Only debris and the occasional bubbles from her breathing tank are visible.
She’s part of a project largely funded by National Geographic to dive into the sacred pools of the ancient Maya.
“Our exploration team discovered this upwelling – it’s an underwater spring – upwelling –and it provides this magical experience because it’s located on the bottom of a very large crater and you come down, down, down, down into this large crater and the bottom is this boiling mass of sediment that’s actually being rolled and boiled it’s almost like a natural lava lamp.”
“Went in over the lip of the crater and descended down into the bottom and I didn’t want to have any interference with the water that was already in the pool and so it required a little bit of digging and frankly it was extremely low visibility down there – but below the actual base of the sediment there’s about one and a half meters [1.5] more space – the water coming out of the bottom of this spring coming into the pool is chemically actually quite distinct from the water in the pool.”
But this is just the beginning. The dives also revealed clues to past life here and a first for the country of Belize. Scientists discovered several fossil beds around sixty to ninety [60 – 90] feet below the surface including femur bones the size of a bowling ball. They also found tusks and pelvic bones. These are the first recorded fossils ever found in Belize.
“And we left those in place we only removed a few small fossils so we can actually determine how they fossilized or bored and they’re definitely fossilized so we know they have to be of a certain age but were they here were these mega fodder present during occupation by humans about twenty thousand [20,000] years ago or fifteen thousand [15,000] years ago or are they much older.”
The dives were made in several pools in central Belize earlier this year in an area known as Cara Blanca. The researchers found evidence that the eight  pools of the twenty five  they studied are likely connected by underground passages.

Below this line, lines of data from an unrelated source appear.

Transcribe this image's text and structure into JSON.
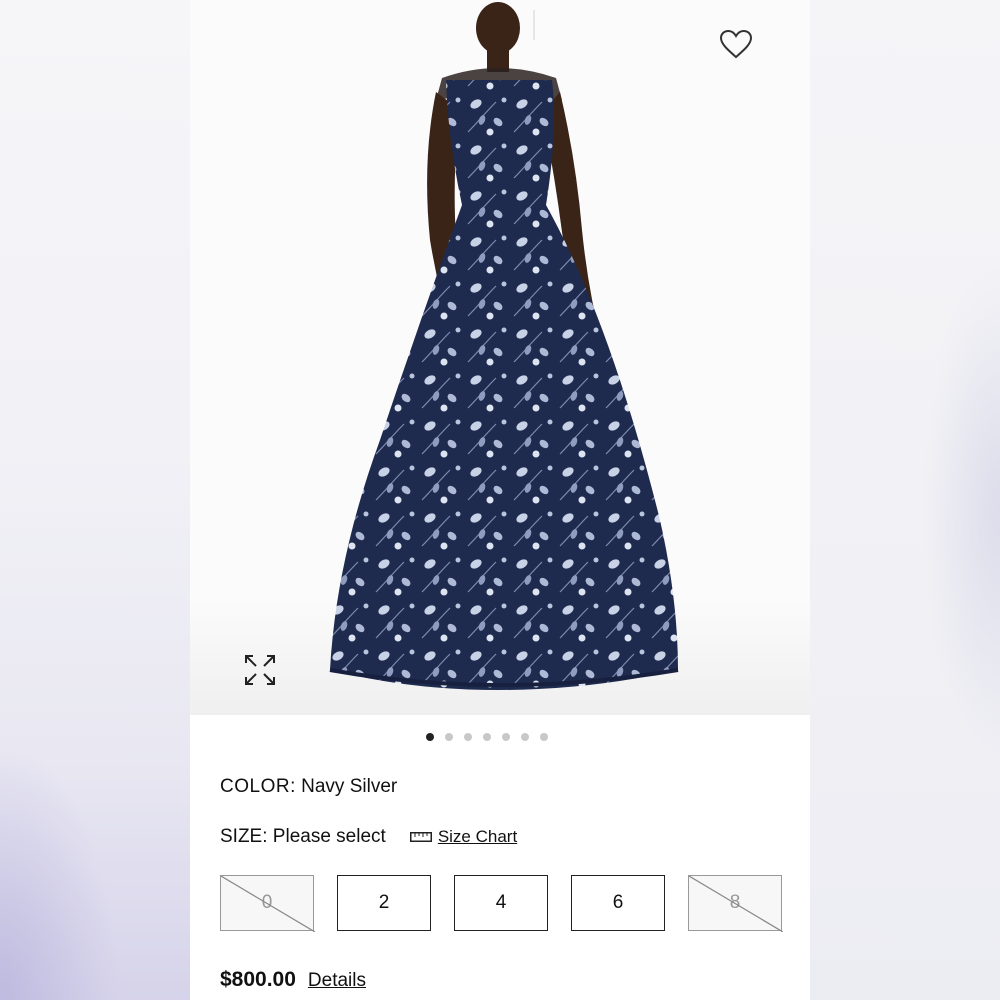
{
  "product": {
    "image_alt": "Navy floral embroidered gown",
    "color_label": "COLOR:",
    "color_value": "Navy Silver",
    "size_label": "SIZE:",
    "size_value": "Please select",
    "size_chart_label": "Size Chart",
    "sizes": [
      {
        "label": "0",
        "available": false
      },
      {
        "label": "2",
        "available": true
      },
      {
        "label": "4",
        "available": true
      },
      {
        "label": "6",
        "available": true
      },
      {
        "label": "8",
        "available": false
      }
    ],
    "price": "$800.00",
    "details_label": "Details"
  },
  "carousel": {
    "total": 7,
    "active_index": 0
  },
  "icons": {
    "favorite": "heart-outline-icon",
    "expand": "expand-arrows-icon",
    "size_chart": "ruler-icon"
  },
  "colors": {
    "dress": "#1f2a4f",
    "embroidery": "#c8d2e6",
    "skin": "#3a2418"
  }
}
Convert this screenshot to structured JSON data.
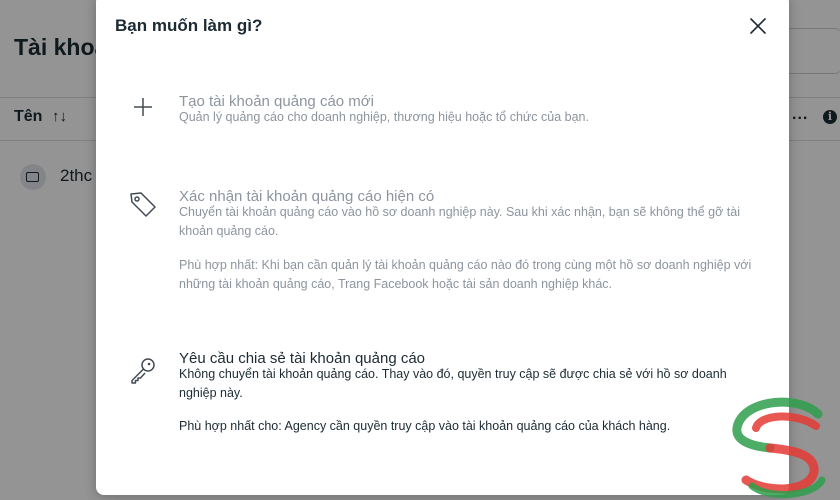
{
  "background": {
    "page_title": "Tài khoả",
    "column_name": "Tên",
    "sort_icon": "↑↓",
    "more_label": "...",
    "info_icon": "i",
    "row_text": "2thc"
  },
  "modal": {
    "title": "Bạn muốn làm gì?",
    "close_icon": "close-icon",
    "options": [
      {
        "icon": "plus-icon",
        "title": "Tạo tài khoản quảng cáo mới",
        "description": "Quản lý quảng cáo cho doanh nghiệp, thương hiệu hoặc tổ chức của bạn.",
        "enabled": false
      },
      {
        "icon": "tag-icon",
        "title": "Xác nhận tài khoản quảng cáo hiện có",
        "description": "Chuyển tài khoản quảng cáo vào hồ sơ doanh nghiệp này. Sau khi xác nhận, bạn sẽ không thể gỡ tài khoản quảng cáo.",
        "note": "Phù hợp nhất: Khi bạn cần quản lý tài khoản quảng cáo nào đó trong cùng một hồ sơ doanh nghiệp với những tài khoản quảng cáo, Trang Facebook hoặc tài sản doanh nghiệp khác.",
        "enabled": false
      },
      {
        "icon": "key-icon",
        "title": "Yêu cầu chia sẻ tài khoản quảng cáo",
        "description": "Không chuyển tài khoản quảng cáo. Thay vào đó, quyền truy cập sẽ được chia sẻ với hồ sơ doanh nghiệp này.",
        "note": "Phù hợp nhất cho: Agency cần quyền truy cập vào tài khoản quảng cáo của khách hàng.",
        "enabled": true
      }
    ]
  },
  "colors": {
    "text_primary": "#1c2b33",
    "text_disabled": "#8d949e",
    "overlay": "rgba(0,0,0,0.42)",
    "logo_green": "#2e9e4a",
    "logo_red": "#e53935"
  }
}
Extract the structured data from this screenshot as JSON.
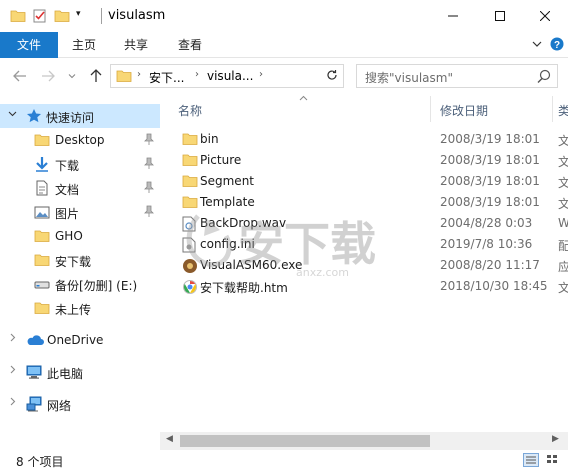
{
  "window": {
    "title": "visulasm",
    "quick_access_icons": [
      "folder-icon",
      "properties-icon",
      "new-folder-icon",
      "dropdown-icon"
    ],
    "buttons": [
      "minimize-icon",
      "maximize-icon",
      "close-icon"
    ]
  },
  "ribbon": {
    "tabs": [
      {
        "label": "文件"
      },
      {
        "label": "主页"
      },
      {
        "label": "共享"
      },
      {
        "label": "查看"
      }
    ],
    "accent": "#1979ca"
  },
  "address": {
    "crumbs": [
      "安下...",
      "visula..."
    ],
    "search_placeholder": "搜索\"visulasm\""
  },
  "nav": {
    "quick_access": {
      "label": "快速访问"
    },
    "items": [
      {
        "label": "Desktop",
        "icon": "folder-icon",
        "pinned": true
      },
      {
        "label": "下载",
        "icon": "download-arrow-icon",
        "pinned": true
      },
      {
        "label": "文档",
        "icon": "document-icon",
        "pinned": true
      },
      {
        "label": "图片",
        "icon": "picture-icon",
        "pinned": true
      },
      {
        "label": "GHO",
        "icon": "folder-icon",
        "pinned": false
      },
      {
        "label": "安下载",
        "icon": "folder-icon",
        "pinned": false
      },
      {
        "label": "备份[勿删] (E:)",
        "icon": "drive-icon",
        "pinned": false
      },
      {
        "label": "未上传",
        "icon": "folder-icon",
        "pinned": false
      }
    ],
    "onedrive": {
      "label": "OneDrive"
    },
    "this_pc": {
      "label": "此电脑"
    },
    "network": {
      "label": "网络"
    }
  },
  "files": {
    "columns": [
      {
        "label": "名称"
      },
      {
        "label": "修改日期"
      },
      {
        "label": "类"
      }
    ],
    "rows": [
      {
        "name": "bin",
        "date": "2008/3/19 18:01",
        "type": "文",
        "icon": "folder-icon"
      },
      {
        "name": "Picture",
        "date": "2008/3/19 18:01",
        "type": "文",
        "icon": "folder-icon"
      },
      {
        "name": "Segment",
        "date": "2008/3/19 18:01",
        "type": "文",
        "icon": "folder-icon"
      },
      {
        "name": "Template",
        "date": "2008/3/19 18:01",
        "type": "文",
        "icon": "folder-icon"
      },
      {
        "name": "BackDrop.wav",
        "date": "2004/8/28 0:03",
        "type": "W",
        "icon": "audio-file-icon"
      },
      {
        "name": "config.ini",
        "date": "2019/7/8 10:36",
        "type": "配",
        "icon": "settings-file-icon"
      },
      {
        "name": "VisualASM60.exe",
        "date": "2008/8/20 11:17",
        "type": "应",
        "icon": "exe-file-icon"
      },
      {
        "name": "安下载帮助.htm",
        "date": "2018/10/30 18:45",
        "type": "文",
        "icon": "html-file-icon"
      }
    ]
  },
  "status": {
    "item_count": "8 个项目"
  },
  "watermark": {
    "text": "安下载",
    "sub": "anxz.com"
  },
  "colors": {
    "folder": "#f8d775",
    "selected": "#cce8ff",
    "header_text": "#4c607a"
  }
}
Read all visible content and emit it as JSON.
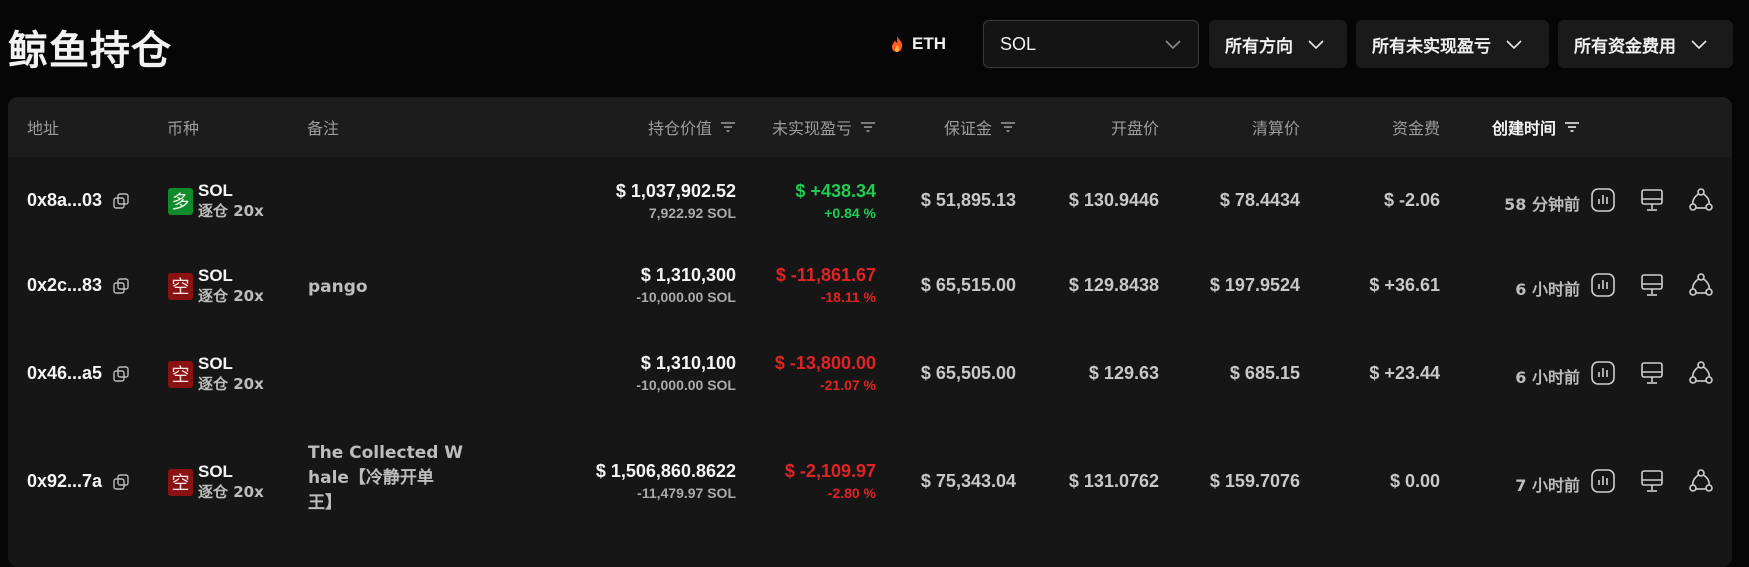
{
  "page": {
    "title": "鲸鱼持仓"
  },
  "toolbar": {
    "hot_symbol": "ETH",
    "symbol_select": "SOL",
    "direction_filter": "所有方向",
    "pnl_filter": "所有未实现盈亏",
    "funding_filter": "所有资金费用"
  },
  "table": {
    "headers": {
      "address": "地址",
      "coin": "币种",
      "note": "备注",
      "position_value": "持仓价值",
      "unrealized_pnl": "未实现盈亏",
      "margin": "保证金",
      "open_price": "开盘价",
      "liq_price": "清算价",
      "funding": "资金费",
      "created": "创建时间"
    },
    "rows": [
      {
        "address": "0x8a...03",
        "side_badge": "多",
        "coin": "SOL",
        "margin_mode": "逐仓 20x",
        "note_lines": [
          "",
          ""
        ],
        "value": "$ 1,037,902.52",
        "size": "7,922.92 SOL",
        "pnl": "$ +438.34",
        "pnl_pct": "+0.84 %",
        "margin": "$ 51,895.13",
        "open_price": "$ 130.9446",
        "liq_price": "$ 78.4434",
        "funding": "$ -2.06",
        "created": "58 分钟前"
      },
      {
        "address": "0x2c...83",
        "side_badge": "空",
        "coin": "SOL",
        "margin_mode": "逐仓 20x",
        "note_lines": [
          "pango",
          ""
        ],
        "value": "$ 1,310,300",
        "size": "-10,000.00 SOL",
        "pnl": "$ -11,861.67",
        "pnl_pct": "-18.11 %",
        "margin": "$ 65,515.00",
        "open_price": "$ 129.8438",
        "liq_price": "$ 197.9524",
        "funding": "$ +36.61",
        "created": "6 小时前"
      },
      {
        "address": "0x46...a5",
        "side_badge": "空",
        "coin": "SOL",
        "margin_mode": "逐仓 20x",
        "note_lines": [
          "",
          ""
        ],
        "value": "$ 1,310,100",
        "size": "-10,000.00 SOL",
        "pnl": "$ -13,800.00",
        "pnl_pct": "-21.07 %",
        "margin": "$ 65,505.00",
        "open_price": "$ 129.63",
        "liq_price": "$ 685.15",
        "funding": "$ +23.44",
        "created": "6 小时前"
      },
      {
        "address": "0x92...7a",
        "side_badge": "空",
        "coin": "SOL",
        "margin_mode": "逐仓 20x",
        "note_lines": [
          "The Collected W",
          "hale【冷静开单",
          "王】"
        ],
        "value": "$ 1,506,860.8622",
        "size": "-11,479.97 SOL",
        "pnl": "$ -2,109.97",
        "pnl_pct": "-2.80 %",
        "margin": "$ 75,343.04",
        "open_price": "$ 131.0762",
        "liq_price": "$ 159.7076",
        "funding": "$ 0.00",
        "created": "7 小时前"
      }
    ]
  },
  "colors": {
    "background": "#060606",
    "panel": "#161616",
    "positive": "#1fcc52",
    "negative": "#e02424",
    "long_badge": "#118a2c",
    "short_badge": "#8b1212"
  },
  "icons": [
    "flame-icon",
    "chevron-down-icon",
    "sort-icon",
    "copy-icon",
    "chart-icon",
    "monitor-icon",
    "share-icon"
  ]
}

Principal investigator Lisa Lucero says the major goal is to look for archeological remains underwater.
“Because the Maya considered openings in the earth; caves, water bodies as portals to the underworld of Xibalba and because the thousands of caves that have been found have offerings, ancient Maya offerings, we just knew that there’d [ there would] be offerings at the bottom of the pool so we came with the goal of trying to dive to look for these offerings.
Though they didn’t find offerings on the first dives they did find ceramic sherds in a pool near remains of a Maya building constructed around eleven hundred  to thirteen hundred  years ago.
Lucero says there is no indication this area had many residences but rather was likely a pilgrimage site with Maya travelling here from hundreds of miles away. Because at least one of the pools was found to be about two hundred  feet deep, and littered with trees and silt - more sophisticated diving equipment is needed for future dives and Lucero believes there are more significant Maya offerings at these depths.
The research is being conducted under the auspices of the Belize Institute of Archeology and the scientists plan to return for more exploration.